Speaking in a video as part of the Rethinking Skills Symposium at City of Glasgow College, Baroness Wolf of Dulwich set out her three main challenges for the FE sector. “If we can make some progress on those, then everything else falls into place”, she said.

“And it is very important that we do, because skills training is always the area where people say ‘Oh, we believe in it, it is so important’, and in reality, it is always the one that gets left behind.”

Baroness Wolf is the Sir Roy Griffiths Professor of Public Sector Management at King’s College London, and author of the 2011 government-commissioned review of vocational education. She also sits on the expert panel for the government’s post-18 review, which is expected to report back in the coming weeks.

Speaking to Tes from Glasgow ahead of the conference, Baroness Wolf said access to re-training was “the area where we have gone backwards”. “What was the strength of our quite messy system, particularly in Scotland, but also in England, was that second chance. We care terribly about giving courses for the unemployed, but we seem to have gone backwards for the large adult population,” she explained.

Wolf’s 3 challenges on skills

  1. Access: “The most important challenge for me, the very first one, is simply how to make it possible for adults to engage in re-training, to do something in the middle of busy lives,” Baroness Wolf said. This, she added, was about how the education sector structured its offering, but also about how provision was funded by the government, and “how we impress on employers the importance of making it possible to take time off. If we don’t address the structure, the accessibility, then nothing else will follow.”
  2. Unknown future: The most intellectually challenging issue, Baroness Wolf said, was about what it is we actually want people to learn. “There is a huge amount of discussion around how our whole economy is going to change, how artificial intelligence (AI) is going to revolutionise everything - and it is probably true - but what is also true is that we don’t have a clue which way it is going to go,2 she said. “We have never got this right in the past, so why would we get it right this time? Either way, what we have to be aware of is giving people training in super specific skills for today’s jobs is a bad idea.
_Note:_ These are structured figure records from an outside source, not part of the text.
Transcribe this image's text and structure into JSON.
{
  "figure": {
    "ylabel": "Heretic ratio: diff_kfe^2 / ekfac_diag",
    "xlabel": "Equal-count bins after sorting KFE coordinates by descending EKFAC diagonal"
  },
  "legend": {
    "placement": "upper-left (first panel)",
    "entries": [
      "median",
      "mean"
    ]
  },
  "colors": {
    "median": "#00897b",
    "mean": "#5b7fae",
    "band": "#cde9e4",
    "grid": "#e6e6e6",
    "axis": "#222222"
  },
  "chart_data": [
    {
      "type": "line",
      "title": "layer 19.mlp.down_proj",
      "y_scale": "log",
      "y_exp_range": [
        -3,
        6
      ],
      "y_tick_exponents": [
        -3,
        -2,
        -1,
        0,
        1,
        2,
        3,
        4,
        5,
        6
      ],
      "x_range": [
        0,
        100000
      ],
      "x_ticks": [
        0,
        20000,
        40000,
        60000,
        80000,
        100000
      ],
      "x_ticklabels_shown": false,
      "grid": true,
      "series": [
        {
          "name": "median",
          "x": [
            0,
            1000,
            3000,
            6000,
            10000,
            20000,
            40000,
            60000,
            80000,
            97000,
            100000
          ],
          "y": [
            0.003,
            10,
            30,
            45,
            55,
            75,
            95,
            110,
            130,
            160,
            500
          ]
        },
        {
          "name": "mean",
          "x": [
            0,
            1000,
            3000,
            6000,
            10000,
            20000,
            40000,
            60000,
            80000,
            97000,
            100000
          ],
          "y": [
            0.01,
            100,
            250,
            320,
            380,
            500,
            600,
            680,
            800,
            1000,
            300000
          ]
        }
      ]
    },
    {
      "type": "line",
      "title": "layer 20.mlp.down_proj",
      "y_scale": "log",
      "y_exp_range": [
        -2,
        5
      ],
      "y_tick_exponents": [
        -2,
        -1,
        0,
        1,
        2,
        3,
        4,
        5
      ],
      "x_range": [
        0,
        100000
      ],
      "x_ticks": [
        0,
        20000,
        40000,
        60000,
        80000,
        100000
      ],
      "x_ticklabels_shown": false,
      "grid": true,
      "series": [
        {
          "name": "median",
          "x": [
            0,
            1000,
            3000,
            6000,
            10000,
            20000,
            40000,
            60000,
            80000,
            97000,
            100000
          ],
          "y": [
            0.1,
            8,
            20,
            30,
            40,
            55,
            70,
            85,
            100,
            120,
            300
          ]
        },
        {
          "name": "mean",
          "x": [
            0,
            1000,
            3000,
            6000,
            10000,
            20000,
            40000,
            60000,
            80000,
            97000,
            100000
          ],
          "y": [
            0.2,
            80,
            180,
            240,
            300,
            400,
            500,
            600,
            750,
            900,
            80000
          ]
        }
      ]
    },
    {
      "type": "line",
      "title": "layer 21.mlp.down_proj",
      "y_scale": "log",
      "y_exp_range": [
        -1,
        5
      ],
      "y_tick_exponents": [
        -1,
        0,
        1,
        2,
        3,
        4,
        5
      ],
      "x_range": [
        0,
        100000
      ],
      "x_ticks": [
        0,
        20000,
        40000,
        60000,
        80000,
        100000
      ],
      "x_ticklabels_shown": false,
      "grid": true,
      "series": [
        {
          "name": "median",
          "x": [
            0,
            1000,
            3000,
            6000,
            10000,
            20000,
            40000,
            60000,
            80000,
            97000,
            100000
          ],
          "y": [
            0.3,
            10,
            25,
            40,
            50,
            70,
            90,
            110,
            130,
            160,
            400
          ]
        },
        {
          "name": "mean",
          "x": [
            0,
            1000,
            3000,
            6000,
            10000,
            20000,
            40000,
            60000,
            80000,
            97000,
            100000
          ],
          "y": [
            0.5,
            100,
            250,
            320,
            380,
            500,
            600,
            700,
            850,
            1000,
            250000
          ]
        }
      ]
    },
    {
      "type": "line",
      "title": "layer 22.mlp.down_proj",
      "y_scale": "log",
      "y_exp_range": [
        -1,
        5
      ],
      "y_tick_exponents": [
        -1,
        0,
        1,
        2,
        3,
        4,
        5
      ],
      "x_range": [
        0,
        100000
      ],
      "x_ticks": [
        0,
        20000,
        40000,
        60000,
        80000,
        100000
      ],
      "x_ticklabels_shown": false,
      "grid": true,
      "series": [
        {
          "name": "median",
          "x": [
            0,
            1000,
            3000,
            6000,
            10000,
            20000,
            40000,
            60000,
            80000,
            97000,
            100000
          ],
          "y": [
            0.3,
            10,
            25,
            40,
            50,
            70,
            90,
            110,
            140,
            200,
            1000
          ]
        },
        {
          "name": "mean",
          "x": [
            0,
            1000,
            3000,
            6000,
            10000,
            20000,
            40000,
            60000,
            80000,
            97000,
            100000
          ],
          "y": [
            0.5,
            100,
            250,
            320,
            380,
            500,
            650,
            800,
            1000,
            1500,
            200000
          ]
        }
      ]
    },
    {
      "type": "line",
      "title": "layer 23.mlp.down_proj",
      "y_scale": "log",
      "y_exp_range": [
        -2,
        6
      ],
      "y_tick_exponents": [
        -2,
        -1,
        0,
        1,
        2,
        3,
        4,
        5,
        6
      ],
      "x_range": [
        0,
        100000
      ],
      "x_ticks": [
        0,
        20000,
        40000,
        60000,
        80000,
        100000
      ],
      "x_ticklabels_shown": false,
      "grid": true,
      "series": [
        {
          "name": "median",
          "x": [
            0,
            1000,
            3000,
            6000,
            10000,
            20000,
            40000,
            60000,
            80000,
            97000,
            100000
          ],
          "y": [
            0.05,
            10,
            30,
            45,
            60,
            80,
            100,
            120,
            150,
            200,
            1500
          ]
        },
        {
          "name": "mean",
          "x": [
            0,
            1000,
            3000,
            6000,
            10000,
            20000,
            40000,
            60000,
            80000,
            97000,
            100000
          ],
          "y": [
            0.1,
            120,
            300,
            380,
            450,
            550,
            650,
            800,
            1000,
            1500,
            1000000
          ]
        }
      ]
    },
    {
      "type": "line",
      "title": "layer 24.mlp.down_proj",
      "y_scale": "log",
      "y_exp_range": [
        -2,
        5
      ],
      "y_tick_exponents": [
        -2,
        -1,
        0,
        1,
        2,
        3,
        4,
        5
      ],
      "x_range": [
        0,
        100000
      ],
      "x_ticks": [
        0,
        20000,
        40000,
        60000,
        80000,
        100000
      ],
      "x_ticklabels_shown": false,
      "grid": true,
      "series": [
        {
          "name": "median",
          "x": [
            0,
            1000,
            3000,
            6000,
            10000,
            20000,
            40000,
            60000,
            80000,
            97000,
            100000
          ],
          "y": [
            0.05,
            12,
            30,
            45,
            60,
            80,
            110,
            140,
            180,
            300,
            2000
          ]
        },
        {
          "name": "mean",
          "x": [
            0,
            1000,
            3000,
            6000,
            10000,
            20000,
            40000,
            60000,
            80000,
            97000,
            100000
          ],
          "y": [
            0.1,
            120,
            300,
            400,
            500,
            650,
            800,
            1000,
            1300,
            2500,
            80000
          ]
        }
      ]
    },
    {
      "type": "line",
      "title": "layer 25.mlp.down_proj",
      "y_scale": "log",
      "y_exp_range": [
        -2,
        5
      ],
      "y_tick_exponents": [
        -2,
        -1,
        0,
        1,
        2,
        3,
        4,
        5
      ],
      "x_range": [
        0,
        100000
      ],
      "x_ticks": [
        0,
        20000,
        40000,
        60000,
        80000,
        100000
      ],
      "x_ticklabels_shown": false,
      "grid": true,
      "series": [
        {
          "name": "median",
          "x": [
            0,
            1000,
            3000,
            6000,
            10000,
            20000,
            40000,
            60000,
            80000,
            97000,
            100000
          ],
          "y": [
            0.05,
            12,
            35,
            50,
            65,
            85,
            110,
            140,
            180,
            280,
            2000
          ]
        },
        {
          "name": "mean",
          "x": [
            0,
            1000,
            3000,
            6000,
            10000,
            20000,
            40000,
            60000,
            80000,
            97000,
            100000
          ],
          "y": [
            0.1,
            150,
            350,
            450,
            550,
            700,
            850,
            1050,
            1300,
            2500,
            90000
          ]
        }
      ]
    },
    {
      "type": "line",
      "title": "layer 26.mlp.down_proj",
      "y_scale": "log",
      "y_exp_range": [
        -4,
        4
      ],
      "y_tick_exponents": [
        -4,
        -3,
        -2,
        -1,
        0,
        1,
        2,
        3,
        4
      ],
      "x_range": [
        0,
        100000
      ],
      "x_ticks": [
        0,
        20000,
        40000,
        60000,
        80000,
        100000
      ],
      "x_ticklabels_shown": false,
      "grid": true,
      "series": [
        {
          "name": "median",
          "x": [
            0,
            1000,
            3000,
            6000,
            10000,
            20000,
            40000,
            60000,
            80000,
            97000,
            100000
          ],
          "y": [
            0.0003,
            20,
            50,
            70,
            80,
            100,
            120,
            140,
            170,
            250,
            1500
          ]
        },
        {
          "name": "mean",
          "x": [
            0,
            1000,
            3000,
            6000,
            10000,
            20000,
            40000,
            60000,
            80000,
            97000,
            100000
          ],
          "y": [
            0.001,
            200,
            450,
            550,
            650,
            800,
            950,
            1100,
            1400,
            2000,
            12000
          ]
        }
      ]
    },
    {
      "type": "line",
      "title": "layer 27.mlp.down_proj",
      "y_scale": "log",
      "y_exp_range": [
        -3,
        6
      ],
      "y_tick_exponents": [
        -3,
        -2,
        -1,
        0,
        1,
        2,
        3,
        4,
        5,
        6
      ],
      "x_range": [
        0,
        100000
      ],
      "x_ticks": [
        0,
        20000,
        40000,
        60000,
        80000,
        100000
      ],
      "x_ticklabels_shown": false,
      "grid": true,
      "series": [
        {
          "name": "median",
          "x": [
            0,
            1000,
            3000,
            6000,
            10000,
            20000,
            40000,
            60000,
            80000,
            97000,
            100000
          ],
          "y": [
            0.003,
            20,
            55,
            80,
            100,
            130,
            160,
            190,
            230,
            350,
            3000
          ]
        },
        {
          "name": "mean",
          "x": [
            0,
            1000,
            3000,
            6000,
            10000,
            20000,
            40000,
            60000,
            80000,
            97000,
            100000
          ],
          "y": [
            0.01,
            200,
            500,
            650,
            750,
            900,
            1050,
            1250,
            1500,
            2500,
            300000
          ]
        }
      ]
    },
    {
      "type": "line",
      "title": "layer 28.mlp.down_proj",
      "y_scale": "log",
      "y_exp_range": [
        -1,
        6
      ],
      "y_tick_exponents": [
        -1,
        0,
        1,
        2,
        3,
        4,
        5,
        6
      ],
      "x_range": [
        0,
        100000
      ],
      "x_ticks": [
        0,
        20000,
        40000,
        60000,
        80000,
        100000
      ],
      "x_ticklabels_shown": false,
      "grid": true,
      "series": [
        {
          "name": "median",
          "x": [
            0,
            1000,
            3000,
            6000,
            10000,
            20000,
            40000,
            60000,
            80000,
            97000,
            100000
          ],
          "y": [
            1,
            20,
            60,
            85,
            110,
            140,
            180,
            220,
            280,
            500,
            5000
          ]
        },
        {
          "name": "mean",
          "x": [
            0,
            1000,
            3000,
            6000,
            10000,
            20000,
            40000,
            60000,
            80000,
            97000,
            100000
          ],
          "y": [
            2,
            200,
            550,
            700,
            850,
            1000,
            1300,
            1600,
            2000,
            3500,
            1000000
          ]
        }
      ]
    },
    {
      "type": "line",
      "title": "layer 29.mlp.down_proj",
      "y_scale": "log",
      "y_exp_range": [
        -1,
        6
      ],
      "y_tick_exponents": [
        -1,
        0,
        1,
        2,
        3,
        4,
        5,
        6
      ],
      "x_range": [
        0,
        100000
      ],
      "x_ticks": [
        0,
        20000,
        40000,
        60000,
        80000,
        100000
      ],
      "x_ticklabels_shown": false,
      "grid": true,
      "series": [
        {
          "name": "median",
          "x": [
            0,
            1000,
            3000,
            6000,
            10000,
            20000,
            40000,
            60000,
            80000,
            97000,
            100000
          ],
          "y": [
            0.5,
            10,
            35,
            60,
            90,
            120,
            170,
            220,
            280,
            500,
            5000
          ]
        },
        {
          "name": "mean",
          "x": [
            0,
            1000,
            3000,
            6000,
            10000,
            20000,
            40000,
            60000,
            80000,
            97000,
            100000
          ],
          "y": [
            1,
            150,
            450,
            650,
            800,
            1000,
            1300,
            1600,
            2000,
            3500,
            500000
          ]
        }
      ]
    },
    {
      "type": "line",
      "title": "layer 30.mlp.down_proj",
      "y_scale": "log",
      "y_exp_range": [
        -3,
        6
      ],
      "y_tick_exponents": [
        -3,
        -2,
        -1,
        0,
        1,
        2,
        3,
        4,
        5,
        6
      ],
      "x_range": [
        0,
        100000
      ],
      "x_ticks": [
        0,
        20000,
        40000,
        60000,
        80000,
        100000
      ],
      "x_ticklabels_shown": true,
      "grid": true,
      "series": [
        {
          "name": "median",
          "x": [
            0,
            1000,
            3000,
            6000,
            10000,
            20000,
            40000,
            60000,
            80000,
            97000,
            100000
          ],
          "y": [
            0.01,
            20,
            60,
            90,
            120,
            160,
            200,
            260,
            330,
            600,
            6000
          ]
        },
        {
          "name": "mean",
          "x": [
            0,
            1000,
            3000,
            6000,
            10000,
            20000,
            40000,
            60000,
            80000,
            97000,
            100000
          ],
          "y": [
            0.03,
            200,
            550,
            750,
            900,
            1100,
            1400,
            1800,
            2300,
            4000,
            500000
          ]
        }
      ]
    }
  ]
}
We have to make our system really flexible, and we have to concentrate on quite general skills.”
  3. Basic skills: Baroness Wolf said the third question was whether the UK could get serious about basic skills, “which aren’t basic at all”: “If it was so easy to develop good mathematics, good reading, writing, the ability to analyse, the ability to speak fluently, we wouldn’t be shutting our children up in classrooms for 15 years. It takes a long time. But we also know that in adult life, not having a very good general education is a huge handicap. We need to get serious and stop pretending this is something we can fix in 15 hours of adult literacy.”

‘Incremental change’

Baroness Wolf added that with so much about the needs of a future economy unknown, there was “a real danger that people at getting so hung up with AI and the 4th industrial revolution and so on that they will start designing things from the head backwards”.  

“Things do come organically, because most things, in fact, are not revolutionary, but are incremental. What we do know is that the more you keep up your level of general education, the faster you are at learning new things.”

On the cusp of “lots and lots of change”, the most important thing was to give adults the opportunity to maintain their level of general education, said Baroness Wolf. Learning for the sake of learning, therefore, was important, she stressed.